The 101st Airborne Division during World War II
In 1985, the United States Holocaust Memorial Museum and the US Army's Center of Military History initiated a program to honor US Army divisions that took part in the liberation of Nazi camps. To date, 36 divisions, including the 101st Airborne Division, have been recognized as liberating units.
101st Airborne Division Campaigns during World War II
Established in 1942, the 101st Airborne Division parachuted into Normandy, France, near Utah Beach on D-Day (June 6, 1944). There, the "Screaming Eagles" division engaged in fierce fighting with German forces.
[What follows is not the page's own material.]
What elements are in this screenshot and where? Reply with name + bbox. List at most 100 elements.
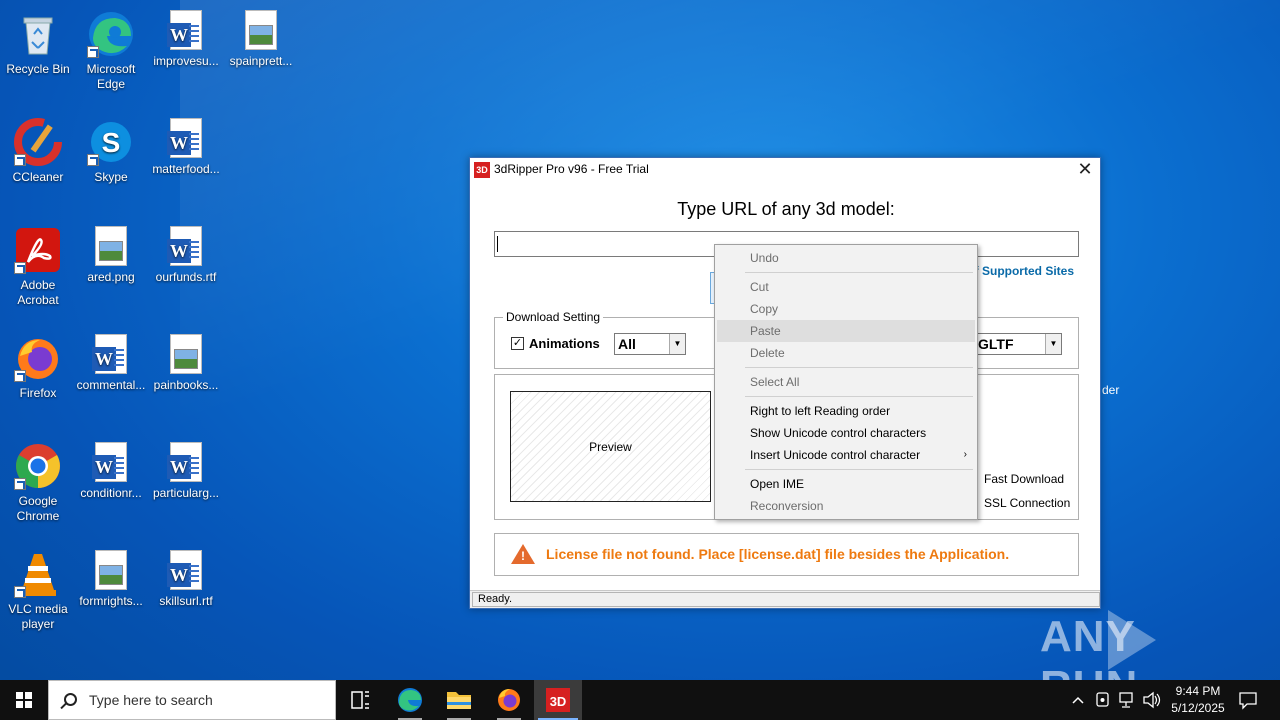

In September 1944, the unit was dropped into the Netherlands, where it captured the city of Eindhoven. The 101st was deployed to Belgium during the Battle of the Bulge in December 1944 and was subsequently surrounded in Bastogne by German troops. The unit refused to surrender and held out until the 4th Armored Division arrived to provide it with badly needed support. In January 1945, the 101st moved into Alsace; in April, its troops advanced into the Rhineland. By war's end, the division had reached the Bavarian Alps.
The 101st Airborne Division and the Liberation of Kaufering
During the 101st's drive into southern Germany, the unit uncovered Kaufering IV, one of 11 camps in the Kaufering complex in the Landsberg region. The Kaufering complex was under the administration of the Dachau concentration camp. At its height, the camp held more than 3,600 prisoners, but in the days before US troops arrived, the SS had evacuated many of the prisoners on a death march south in the direction of Dachau. Hundreds of inmates were too ill or weak to make the trek, so the SS guards set fire to the barracks to prevent their liberation by US troops. When the 12th Armored Division and 101st Airborne Division arrived at Kaufering IV on April 27 and 28, respectively, the soldiers discovered some 500 dead inmates. In the days that followed, the US Army units ordered the local townspeople to bury the dead.
Recognition as a Liberating Unit
The 101st Airborne Division was recognized as a liberating unit by the US Army's Center of Military History and the United States Holocaust Memorial Museum in 1998.
101st Airborne Casualty Figures
Casualty figures for the 101st Airborne Division, European theater of operations:
- Total battle casualties: 9,328
- Total deaths in battle: 2,155
101st Airborne Division Nickname
The nickname of the 101st Airborne Division, "Screaming Eagles," originates from the division's insignia, a bald eagle on a black shield. "Old Abe" was the eagle mascot of a Wisconsin regiment during the Civil War. The 101st was formed as a reserve unit in Wisconsin shortly after World War I and included "Old Abe" as part of the division's insignia.
Critical Thinking Questions
- What challenges did Allied forces face when they encountered the camps and sites of other atrocities?
- What challenges faced survivors of the Holocaust upon liberation?